For values that need real computation, set action_type = 'set_expression' and write a Symfony ExpressionLanguage expression in the expression field.

Available variables

Name Meaning
state Current value of the field that triggered the hook
_get Filament Get helper (used internally by get(path))

Built-in functions

Function Purpose
get(path) Read another field's value
slug(v), upper(v), lower(v), title(v), trim(v) String transforms
length(v) mb_strlen
contains(h, n), starts_with(h, n), ends_with(h, n) String predicates
replace(v, search, replace) String replace
coalesce(...) First non-null argument
if(cond, a, b) Conditional
int(v), float(v), bool(v) Type casts
min(...), max(...), round(v, p) Arithmetic

Adding to this list requires a code change — that's the whole point of the sandbox. For runtime-registered helpers, use Level 3.

Example expressions

# Auto-fill display name from first + last
get('first_name') ~ ' ' ~ get('last_name')

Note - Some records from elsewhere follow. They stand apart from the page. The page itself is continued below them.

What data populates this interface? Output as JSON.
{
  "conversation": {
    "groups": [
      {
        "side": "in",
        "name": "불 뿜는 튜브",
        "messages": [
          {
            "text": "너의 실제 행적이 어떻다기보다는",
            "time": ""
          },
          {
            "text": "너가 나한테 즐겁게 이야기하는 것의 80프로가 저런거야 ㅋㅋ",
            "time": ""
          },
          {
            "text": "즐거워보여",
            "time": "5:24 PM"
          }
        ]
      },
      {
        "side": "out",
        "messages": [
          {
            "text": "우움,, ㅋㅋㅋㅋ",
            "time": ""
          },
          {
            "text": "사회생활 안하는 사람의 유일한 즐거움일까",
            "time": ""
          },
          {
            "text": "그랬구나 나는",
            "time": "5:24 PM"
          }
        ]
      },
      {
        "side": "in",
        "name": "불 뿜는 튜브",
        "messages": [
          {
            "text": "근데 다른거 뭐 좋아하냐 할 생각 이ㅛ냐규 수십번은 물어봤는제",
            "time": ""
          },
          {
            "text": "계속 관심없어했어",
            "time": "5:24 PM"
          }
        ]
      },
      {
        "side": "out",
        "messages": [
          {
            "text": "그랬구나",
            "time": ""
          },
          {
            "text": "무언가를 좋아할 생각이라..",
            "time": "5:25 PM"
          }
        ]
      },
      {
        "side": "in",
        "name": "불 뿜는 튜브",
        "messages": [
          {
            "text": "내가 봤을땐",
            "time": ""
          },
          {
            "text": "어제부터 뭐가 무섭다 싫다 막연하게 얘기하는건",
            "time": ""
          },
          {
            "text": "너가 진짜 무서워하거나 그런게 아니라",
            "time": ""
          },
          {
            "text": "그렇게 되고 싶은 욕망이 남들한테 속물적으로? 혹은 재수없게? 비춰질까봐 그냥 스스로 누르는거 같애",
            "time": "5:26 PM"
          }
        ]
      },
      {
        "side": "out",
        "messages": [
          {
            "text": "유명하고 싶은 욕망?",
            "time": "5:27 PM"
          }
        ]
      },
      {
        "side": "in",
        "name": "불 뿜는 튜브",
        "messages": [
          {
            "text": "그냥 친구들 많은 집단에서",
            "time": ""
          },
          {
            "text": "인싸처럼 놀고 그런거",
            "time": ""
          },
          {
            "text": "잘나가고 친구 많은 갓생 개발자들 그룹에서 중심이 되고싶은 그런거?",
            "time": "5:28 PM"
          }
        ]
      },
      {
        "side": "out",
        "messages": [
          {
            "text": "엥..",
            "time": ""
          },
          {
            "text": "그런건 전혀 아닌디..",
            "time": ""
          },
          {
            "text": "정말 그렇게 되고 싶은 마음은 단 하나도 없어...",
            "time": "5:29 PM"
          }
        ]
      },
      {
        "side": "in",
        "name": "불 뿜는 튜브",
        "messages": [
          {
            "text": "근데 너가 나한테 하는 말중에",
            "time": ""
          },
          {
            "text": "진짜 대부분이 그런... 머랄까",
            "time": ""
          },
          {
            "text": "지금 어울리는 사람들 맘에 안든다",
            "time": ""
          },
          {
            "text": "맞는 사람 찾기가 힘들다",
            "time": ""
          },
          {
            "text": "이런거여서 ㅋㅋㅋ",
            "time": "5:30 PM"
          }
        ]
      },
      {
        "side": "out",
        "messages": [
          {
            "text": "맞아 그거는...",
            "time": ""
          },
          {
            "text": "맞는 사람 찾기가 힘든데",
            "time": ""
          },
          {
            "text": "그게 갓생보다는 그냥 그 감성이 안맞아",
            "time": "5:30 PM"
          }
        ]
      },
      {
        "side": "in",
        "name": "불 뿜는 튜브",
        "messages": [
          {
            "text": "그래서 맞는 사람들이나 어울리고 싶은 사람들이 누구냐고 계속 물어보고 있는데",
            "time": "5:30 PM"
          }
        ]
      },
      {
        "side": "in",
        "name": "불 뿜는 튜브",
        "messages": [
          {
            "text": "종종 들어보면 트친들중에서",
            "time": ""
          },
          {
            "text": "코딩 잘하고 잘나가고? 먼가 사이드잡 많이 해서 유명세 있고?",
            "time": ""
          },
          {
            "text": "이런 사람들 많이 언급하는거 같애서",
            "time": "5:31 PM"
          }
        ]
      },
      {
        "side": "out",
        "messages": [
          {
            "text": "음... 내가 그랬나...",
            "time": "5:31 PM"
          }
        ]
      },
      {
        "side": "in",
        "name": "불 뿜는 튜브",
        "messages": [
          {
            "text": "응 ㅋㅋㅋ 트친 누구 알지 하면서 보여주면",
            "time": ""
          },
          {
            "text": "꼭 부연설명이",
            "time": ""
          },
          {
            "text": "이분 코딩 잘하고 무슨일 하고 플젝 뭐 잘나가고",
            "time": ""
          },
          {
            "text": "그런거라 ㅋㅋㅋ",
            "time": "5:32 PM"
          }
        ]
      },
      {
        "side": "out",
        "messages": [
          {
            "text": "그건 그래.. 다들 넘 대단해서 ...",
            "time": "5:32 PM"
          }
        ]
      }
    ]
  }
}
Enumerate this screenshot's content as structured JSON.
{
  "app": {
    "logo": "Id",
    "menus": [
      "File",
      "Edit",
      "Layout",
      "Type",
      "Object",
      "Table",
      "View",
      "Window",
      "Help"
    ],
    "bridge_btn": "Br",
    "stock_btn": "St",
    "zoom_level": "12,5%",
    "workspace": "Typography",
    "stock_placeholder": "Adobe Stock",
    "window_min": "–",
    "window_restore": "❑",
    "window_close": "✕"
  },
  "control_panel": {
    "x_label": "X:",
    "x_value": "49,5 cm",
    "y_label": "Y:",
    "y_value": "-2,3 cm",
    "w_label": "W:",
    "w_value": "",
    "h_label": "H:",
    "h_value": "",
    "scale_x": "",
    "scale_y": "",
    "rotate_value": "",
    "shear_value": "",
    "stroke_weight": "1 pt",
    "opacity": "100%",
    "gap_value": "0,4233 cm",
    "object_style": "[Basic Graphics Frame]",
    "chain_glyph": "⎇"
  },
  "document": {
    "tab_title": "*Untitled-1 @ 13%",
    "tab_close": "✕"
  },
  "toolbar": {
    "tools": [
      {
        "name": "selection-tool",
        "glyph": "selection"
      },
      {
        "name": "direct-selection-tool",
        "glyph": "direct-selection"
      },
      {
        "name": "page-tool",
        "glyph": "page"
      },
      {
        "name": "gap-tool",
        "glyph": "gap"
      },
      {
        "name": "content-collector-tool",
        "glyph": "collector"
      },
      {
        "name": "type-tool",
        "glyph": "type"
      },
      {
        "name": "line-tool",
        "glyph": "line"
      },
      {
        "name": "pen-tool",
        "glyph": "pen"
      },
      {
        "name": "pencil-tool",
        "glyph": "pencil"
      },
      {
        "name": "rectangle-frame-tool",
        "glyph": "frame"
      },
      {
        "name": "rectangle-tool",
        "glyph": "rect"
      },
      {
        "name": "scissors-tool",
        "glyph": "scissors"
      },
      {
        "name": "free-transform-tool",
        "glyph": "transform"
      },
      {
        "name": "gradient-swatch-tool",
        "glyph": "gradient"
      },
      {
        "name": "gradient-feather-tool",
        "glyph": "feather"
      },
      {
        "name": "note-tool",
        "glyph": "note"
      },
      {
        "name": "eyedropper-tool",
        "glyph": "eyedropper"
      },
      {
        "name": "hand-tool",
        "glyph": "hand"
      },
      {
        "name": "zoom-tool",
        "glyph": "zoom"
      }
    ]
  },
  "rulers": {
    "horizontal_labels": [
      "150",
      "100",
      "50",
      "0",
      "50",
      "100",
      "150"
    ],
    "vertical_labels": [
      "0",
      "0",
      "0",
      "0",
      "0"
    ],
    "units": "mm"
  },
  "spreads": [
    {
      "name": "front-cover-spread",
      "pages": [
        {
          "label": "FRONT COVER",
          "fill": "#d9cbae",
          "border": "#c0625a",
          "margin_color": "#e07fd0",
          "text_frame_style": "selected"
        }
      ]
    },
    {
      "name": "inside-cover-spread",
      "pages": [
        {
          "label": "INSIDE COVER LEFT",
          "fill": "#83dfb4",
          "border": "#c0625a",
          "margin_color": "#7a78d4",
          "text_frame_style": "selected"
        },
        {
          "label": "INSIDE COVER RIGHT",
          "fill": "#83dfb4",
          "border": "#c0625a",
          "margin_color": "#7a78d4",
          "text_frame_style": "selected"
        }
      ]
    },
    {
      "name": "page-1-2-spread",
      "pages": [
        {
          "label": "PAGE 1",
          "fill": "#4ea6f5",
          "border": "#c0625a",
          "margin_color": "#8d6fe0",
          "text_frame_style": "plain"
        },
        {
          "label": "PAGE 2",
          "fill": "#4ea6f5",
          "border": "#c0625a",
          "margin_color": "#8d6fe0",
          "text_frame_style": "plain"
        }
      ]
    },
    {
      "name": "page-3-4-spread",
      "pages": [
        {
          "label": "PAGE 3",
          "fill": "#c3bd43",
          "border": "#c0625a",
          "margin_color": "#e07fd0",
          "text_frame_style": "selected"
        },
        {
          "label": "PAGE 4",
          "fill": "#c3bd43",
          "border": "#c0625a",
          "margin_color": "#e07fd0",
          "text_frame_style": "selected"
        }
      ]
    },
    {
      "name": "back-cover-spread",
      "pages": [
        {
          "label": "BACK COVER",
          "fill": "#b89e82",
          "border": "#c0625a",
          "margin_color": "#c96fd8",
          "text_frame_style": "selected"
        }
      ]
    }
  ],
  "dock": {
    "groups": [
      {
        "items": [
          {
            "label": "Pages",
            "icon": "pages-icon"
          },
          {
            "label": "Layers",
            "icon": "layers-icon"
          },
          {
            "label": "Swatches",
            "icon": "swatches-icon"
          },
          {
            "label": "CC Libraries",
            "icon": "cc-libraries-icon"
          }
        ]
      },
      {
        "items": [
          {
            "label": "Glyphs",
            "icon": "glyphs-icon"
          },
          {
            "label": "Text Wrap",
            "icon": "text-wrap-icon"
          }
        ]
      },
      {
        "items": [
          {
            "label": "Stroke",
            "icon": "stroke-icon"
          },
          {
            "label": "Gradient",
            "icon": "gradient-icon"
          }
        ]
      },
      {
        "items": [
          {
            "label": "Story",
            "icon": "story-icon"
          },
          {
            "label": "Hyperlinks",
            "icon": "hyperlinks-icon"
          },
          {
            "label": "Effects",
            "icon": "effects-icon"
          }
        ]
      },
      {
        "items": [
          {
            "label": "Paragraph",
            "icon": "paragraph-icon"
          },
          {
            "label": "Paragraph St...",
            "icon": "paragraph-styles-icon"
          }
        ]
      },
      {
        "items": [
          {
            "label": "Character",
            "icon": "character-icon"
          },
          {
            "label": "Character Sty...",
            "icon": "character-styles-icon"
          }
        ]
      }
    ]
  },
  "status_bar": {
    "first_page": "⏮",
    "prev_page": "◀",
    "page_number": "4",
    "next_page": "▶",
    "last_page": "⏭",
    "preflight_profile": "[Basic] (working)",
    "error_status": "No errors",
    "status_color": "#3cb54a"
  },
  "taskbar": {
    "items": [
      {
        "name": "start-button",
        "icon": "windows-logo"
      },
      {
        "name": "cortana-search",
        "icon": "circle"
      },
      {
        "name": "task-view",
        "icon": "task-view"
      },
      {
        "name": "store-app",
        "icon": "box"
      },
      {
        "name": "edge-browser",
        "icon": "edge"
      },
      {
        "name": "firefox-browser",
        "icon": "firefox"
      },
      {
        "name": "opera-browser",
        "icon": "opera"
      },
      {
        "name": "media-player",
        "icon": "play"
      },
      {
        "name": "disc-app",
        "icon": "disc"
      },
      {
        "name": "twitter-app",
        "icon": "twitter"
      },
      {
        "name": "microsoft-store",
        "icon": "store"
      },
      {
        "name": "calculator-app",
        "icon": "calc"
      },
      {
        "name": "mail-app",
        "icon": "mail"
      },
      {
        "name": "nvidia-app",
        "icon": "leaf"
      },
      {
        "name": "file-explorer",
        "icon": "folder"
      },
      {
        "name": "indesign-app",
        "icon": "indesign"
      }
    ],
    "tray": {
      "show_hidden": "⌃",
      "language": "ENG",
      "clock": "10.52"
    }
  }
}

# Generate username slug from email local-part
slug(replace(get('email'), '@', '-'))

# Conditional default
coalesce(get('display_name'), get('email'), 'anonymous')

# Length-gated transform
length(state) > 5 ? upper(state) : state

Level 3 — Plugin registry

When the built-ins don't cover your domain (e.g. VAT validation, in-house currency formatters, tenant lookup), register custom functions through the facade:

use Ccast\TagixoFilament\Facades\TagixoReactivity;

// Single function
TagixoReactivity::register('vat_format', fn (string $vat) => strtoupper(trim($vat)));

// Bulk
TagixoReactivity::registerMany([
    'currency' => fn (float $amount) => number_format($amount, 2, ',', '.'),
    'fiscal_year' => fn (string $date) => (int) substr($date, 0, 4),
]);

Provider classes

For larger function sets or per-tenant function bundles, implement ReactivityFunctionProvider:

use Ccast\TagixoFilament\FormBuilder\Reactivity\Contracts\ReactivityFunctionProvider;
use Symfony\Component\ExpressionLanguage\ExpressionFunction;

class AcmeReactivityProvider implements ReactivityFunctionProvider
{
    public function getFunctions(): array
    {
        return [
            ExpressionFunction::fromPhp('strtoupper', 'shout'),
            new ExpressionFunction(
                'tenant_id',
                fn () => 'null',
                fn () => app('current.tenant')->id,
            ),
        ];
    }
}

TagixoReactivity::addProvider(new AcmeReactivityProvider());

Providers can be deferred — registered to evaluate on each request rather than at boot — which is how you ship per-tenant function sets without leaking one tenant's helpers into another.

Security model

What the sandbox prevents:

  • Method calls on objects
  • The new operator
  • Access to PHP built-ins that aren't on the whitelist
  • eval, exec, filesystem, environment variables

What the sandbox does NOT protect against:

  • Functions YOU register. Anything you push through TagixoReactivity::register() runs as regular PHP with full privileges. You own the contract — don't accept closures as arguments, don't mutate global state, don't make blocking I/O calls.
  • Runaway computations. The sandbox is Turing-incomplete (no loops, no recursion) but very deep expressions still cost CPU. Keep expressions short.

Putting it together

A common pattern: a "Slug" field that auto-fills from a "Title" field when empty:

  1. On the Title field's Reactivity tab, add an action:
    • action_type = set_expression
    • expression = slug(state)
    • target_field = slug
    • condition_field = slug, condition_operator = empty
  2. Save the form. The Title field will populate slug on every keystroke, but only when slug is currently empty — once the user types into the slug field manually, the auto-fill stops.

That single declarative chain replaces 15 lines of imperative closure code.